Leonardo-De Castro, (Acting Chairperson),** Bersamin, Perez, and Jardeleza,*** JJ., concur.

Endnotes:


* “Maglinte” in some parts of the record.

** Per Special Order No. 1946 dated March 12, 2015.

*** Designated Additional Member per Special Order No. 1952 dated March 18, 2015.

1Rollo, pp. 2-3.

2 Id. at 2. See also id. at 41.

3 Id. at 4.

4 Id. at 2.

5 Id.

6 Id. See also id. at 42.

7 See answer dated June 16, 2006; id. at 6-8.

8 See id. at42.

9 Id. at 41-44. Penned by IBP Commissioner Oliver A. Cachapero.

10 Id. at 44.

11 Id. at 43.

12 Id. at 44.

13 See Notice of Resolution issued by National Secretary Nasser A. Marohomsalic; id. at 40.

14 See Motion for Reconsideration dated September 17, 2013; id. at 45-47.

15 See Notice of Resolution issued by National Secretary Nasser A. Marohomsalic; id. at 56-57.

16 See Agot v. Rivera, A.C. No. 8000, August 5, 2014, citing Lad Vda. de Dominguez v. Agleron, Sr., A.C. No. 5359, March 10, 2014.

17 See id., citing Figueras v. Jimenez, A.C. No. 9116, March 12, 2014 and Nebreja v. Reonal, A.C. No. 9896, March 19, 2014.

18 See Small v. Banares, 545 Phil. 226, 230 (2007), citing Meneses v. Macalino, 518 Phil. 378, 385 (2006).

19 Id. at 386, citing Aldovino v. Pujalte, Jr., 467 Phil. 556, 561 (2004).

20 See Layos v. Villanueva, A.C. No. 8085, December 1, 2014, citing Tan v. Diamante, A.C. No. 7766, August 5, 2014.
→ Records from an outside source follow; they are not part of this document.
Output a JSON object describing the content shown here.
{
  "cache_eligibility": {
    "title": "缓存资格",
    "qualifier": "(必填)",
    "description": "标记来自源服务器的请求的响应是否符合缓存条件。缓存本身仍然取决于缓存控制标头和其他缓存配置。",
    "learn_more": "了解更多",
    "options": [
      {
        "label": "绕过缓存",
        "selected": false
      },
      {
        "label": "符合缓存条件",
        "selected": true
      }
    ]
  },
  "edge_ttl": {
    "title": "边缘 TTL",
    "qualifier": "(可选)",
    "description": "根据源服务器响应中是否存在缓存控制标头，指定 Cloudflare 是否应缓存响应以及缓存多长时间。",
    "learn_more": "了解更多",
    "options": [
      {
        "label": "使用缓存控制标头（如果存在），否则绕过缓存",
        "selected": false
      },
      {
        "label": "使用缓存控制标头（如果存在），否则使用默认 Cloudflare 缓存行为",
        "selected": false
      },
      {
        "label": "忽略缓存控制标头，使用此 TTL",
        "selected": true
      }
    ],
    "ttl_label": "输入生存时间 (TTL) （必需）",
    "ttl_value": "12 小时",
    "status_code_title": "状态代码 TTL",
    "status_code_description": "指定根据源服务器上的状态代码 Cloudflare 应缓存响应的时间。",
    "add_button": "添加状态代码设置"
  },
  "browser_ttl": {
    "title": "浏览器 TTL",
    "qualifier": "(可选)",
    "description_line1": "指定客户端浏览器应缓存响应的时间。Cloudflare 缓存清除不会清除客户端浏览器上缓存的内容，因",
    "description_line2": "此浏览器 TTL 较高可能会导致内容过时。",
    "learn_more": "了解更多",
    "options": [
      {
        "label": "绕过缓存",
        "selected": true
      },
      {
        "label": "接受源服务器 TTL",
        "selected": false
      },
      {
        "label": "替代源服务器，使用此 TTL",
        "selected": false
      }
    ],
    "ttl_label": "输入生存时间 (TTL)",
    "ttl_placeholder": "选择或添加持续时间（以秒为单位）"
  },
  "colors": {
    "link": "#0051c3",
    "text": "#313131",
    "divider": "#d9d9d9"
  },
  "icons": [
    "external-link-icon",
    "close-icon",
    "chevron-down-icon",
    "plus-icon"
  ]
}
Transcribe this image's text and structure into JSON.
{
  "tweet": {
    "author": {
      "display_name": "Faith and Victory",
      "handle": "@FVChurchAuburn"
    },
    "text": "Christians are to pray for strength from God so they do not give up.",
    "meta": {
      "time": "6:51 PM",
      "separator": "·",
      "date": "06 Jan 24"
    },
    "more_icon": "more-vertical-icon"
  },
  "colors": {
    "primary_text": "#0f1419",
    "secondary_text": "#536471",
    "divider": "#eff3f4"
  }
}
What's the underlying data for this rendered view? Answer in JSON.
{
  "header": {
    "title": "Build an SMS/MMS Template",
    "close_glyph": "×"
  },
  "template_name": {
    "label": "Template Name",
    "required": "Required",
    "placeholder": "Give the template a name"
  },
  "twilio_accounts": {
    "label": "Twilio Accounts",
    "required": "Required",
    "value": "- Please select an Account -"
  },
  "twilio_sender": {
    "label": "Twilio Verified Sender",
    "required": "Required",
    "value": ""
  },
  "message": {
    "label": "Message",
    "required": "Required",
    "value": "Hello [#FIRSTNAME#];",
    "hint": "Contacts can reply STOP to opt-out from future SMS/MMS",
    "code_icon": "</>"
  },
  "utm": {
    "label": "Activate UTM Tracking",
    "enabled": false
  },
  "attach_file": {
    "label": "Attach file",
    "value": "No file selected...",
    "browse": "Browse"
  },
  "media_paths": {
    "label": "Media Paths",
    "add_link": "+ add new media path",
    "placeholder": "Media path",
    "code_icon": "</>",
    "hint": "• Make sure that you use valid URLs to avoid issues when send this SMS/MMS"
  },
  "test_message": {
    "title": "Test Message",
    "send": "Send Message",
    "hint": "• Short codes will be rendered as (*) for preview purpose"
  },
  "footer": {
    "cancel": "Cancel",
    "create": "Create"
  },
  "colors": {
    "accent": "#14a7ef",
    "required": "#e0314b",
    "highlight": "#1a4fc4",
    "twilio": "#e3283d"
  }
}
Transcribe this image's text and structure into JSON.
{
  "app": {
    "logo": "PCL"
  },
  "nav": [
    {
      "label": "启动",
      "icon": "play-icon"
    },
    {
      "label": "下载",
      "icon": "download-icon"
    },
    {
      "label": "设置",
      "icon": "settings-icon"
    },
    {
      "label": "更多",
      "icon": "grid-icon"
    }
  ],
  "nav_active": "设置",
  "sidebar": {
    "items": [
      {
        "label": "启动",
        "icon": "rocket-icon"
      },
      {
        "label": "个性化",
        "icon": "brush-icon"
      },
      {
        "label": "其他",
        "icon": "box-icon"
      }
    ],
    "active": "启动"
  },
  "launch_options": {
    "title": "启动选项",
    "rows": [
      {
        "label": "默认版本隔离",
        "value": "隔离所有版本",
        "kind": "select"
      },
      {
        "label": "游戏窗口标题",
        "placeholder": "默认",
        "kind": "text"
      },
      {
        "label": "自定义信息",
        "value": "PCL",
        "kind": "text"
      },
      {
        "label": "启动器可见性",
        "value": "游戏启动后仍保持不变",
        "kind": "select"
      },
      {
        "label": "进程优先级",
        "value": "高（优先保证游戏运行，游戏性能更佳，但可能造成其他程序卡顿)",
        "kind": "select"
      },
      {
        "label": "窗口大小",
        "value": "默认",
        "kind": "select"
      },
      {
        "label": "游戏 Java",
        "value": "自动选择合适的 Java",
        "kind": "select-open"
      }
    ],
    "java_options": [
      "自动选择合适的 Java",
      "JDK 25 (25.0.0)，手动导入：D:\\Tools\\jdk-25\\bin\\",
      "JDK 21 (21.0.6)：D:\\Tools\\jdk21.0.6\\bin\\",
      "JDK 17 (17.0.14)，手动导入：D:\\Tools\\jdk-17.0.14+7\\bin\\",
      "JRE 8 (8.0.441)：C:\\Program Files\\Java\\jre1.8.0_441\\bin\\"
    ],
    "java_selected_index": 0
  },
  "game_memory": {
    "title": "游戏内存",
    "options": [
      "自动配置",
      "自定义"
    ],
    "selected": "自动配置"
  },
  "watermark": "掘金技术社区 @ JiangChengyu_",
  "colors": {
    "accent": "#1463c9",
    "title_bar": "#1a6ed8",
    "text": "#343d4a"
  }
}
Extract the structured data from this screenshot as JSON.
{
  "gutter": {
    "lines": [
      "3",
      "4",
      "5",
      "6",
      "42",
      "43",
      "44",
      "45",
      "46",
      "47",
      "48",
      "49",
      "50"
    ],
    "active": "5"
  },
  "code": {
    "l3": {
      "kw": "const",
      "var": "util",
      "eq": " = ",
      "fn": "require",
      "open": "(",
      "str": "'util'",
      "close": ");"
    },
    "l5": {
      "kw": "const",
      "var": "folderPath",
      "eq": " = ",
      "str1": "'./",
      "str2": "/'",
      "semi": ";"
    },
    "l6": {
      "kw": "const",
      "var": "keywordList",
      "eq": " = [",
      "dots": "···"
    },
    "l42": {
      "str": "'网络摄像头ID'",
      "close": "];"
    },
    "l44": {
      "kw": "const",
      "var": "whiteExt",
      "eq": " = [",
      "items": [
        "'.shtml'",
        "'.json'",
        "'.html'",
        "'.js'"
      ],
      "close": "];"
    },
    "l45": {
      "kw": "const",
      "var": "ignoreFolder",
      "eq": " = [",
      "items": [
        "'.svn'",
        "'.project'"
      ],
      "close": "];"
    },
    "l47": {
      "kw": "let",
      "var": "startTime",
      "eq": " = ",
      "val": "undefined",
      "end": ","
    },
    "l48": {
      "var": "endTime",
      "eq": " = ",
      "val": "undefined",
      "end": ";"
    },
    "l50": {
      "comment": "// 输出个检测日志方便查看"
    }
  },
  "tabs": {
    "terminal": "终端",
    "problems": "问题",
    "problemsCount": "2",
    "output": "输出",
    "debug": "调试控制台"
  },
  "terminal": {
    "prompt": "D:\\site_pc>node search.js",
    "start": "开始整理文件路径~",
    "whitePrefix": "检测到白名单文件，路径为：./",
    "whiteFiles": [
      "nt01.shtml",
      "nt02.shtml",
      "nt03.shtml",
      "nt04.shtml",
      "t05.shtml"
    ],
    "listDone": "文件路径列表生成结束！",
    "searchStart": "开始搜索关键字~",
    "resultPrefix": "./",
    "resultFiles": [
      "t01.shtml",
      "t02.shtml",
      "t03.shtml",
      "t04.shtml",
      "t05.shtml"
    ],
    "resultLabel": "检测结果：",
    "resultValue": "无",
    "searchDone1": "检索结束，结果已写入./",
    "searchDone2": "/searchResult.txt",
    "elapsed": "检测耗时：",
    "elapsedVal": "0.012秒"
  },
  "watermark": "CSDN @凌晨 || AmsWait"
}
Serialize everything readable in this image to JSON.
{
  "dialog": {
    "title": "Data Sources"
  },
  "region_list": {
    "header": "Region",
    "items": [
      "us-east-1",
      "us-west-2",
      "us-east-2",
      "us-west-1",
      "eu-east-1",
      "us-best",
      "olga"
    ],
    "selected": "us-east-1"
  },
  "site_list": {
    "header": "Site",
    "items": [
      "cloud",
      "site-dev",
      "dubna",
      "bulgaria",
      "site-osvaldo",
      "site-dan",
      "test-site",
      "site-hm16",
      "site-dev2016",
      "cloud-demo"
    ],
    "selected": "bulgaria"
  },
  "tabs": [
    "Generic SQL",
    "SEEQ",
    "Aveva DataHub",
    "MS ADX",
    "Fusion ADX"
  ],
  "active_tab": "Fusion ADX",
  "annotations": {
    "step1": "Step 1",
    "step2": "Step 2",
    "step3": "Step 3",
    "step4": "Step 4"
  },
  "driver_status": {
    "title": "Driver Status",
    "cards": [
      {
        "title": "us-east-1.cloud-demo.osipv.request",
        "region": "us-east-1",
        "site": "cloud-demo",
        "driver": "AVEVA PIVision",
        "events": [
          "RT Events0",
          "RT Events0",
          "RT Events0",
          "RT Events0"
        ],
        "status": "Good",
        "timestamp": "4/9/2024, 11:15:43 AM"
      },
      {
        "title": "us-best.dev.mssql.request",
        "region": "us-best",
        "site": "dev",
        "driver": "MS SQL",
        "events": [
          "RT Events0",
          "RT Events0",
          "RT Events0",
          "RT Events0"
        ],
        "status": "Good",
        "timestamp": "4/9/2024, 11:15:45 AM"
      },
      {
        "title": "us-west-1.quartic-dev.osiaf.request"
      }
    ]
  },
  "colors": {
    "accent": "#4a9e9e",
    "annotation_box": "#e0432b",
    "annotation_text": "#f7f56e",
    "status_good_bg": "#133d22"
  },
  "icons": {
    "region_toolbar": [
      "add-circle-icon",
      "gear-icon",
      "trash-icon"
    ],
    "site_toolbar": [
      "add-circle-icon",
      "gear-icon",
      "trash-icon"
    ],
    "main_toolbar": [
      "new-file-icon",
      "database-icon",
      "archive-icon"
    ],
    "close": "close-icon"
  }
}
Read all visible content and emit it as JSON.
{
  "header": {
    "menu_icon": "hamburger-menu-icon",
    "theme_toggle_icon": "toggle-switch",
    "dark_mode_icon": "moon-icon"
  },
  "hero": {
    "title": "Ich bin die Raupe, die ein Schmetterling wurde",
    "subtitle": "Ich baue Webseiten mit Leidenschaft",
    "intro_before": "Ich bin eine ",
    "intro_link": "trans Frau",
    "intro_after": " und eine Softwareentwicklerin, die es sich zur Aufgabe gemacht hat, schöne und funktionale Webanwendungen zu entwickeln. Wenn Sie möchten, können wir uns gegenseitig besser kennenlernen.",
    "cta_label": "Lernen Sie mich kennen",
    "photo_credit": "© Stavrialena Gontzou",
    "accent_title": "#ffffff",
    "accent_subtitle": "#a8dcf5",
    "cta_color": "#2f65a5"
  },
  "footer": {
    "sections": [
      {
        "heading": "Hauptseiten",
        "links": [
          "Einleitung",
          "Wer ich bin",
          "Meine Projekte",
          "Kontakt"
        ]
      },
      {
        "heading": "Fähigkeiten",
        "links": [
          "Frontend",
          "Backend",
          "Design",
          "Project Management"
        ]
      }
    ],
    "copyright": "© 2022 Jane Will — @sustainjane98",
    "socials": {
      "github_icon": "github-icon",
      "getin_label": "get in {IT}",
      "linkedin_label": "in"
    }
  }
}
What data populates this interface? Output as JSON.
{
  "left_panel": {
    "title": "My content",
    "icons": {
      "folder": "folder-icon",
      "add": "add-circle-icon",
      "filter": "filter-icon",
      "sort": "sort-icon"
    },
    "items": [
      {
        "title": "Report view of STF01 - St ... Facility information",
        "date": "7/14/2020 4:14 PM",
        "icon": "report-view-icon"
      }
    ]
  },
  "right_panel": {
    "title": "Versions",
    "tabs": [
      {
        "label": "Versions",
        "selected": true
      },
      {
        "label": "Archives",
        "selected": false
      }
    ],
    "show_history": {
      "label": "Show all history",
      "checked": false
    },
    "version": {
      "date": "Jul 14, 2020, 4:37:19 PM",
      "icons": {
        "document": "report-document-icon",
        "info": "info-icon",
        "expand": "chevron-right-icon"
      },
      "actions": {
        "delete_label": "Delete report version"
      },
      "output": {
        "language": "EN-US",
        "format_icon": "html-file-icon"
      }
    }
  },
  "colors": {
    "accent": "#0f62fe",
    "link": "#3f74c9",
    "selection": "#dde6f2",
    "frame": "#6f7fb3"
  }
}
21 A.C. No. 7965, November 13, 2013, 709 SCRA 287.

22 See id. at 292-296.

23 518 Phil. 378 (2006).

24 See id. at 385-387.

25 See Agot v. Rivera, supra note 16, citing Pitcher v. Gagate, A.C. No. 9532, October 8, 2013, 707 SCRA 13, 25-26.

26 The Court held that sums intended to answer for filing fees were deemed intimately related to the lawyer-client relationship and thus, a return thereof may be ordered in an administrative-disciplinary proceeding. (See Foster v. Agtang, A.C. No. 10579, December 10, 2014).